I'm a bit behind on book reports. I didn't manage to read much while I was sick because of that inability to concentrate, and some of the books I read recently I don't really want to discuss (they're not what I'd really recommend).
One that I did love and that may become the next thing I find myself pushing to random people in bookstores was The Lost Art of Keeping Secrets by Eva Rice (daughter of lyricist Tim Rice). It's a sort of coming-of-age novel set in post-war England. An eighteen-year-old girl in London for the day is waiting for a bus when another girl talks her into sharing a cab, and through that chance meeting she gains a new friend and entry into an entirely different world. The book really explores the generational and cultural gap created by the war, where the adults knew the pre-war life and the teens don't remember a life that wasn't shaped by the war. These are the kids who grew up during air raids and blackouts, who lost fathers, who had to leave their homes and who haven't ever lived without wartime rationing (which didn't end entirely until the 1950s). These are also the kids who are discovering rock and roll, with the girls totally obsessed with Johnnie Ray, but then the heroine's uncle in Louisiana (her aunt was a war bride), gives them a record by this kid he heard sing at the Louisiana Hayride who's going to change everything.

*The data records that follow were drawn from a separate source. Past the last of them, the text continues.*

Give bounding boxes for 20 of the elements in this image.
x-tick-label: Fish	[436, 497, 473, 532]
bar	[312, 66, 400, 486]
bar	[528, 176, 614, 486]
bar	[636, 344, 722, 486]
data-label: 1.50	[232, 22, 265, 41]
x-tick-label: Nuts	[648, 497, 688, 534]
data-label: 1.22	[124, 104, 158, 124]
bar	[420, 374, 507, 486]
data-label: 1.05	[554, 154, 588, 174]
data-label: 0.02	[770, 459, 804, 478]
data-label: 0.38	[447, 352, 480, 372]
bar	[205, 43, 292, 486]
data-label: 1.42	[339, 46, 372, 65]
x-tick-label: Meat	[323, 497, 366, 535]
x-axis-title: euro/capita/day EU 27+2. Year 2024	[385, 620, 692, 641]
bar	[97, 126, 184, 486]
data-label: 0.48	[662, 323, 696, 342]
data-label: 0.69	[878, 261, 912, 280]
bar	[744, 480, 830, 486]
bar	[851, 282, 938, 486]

This book reminds me a lot of I Capture the Castle, and in a sense, the main characters in that book could have been the parents of the main characters in this one. The two books are set twenty years apart, and it's a sign of just how much things changed in that time that they seem to belong to different worlds.
I must admit that The Lost Art of Keeping Secrets pushed a lot of my buttons, since it involves England, a time period somewhat related to WWII (and deals with the aftermath of the war), swanky parties and weekends at a manor house. So, yeah, I was pretty much there, but I also liked the characters, and there's some real wit in the writing. Rice's next book is coming out this spring, and I'm looking forward to reading it.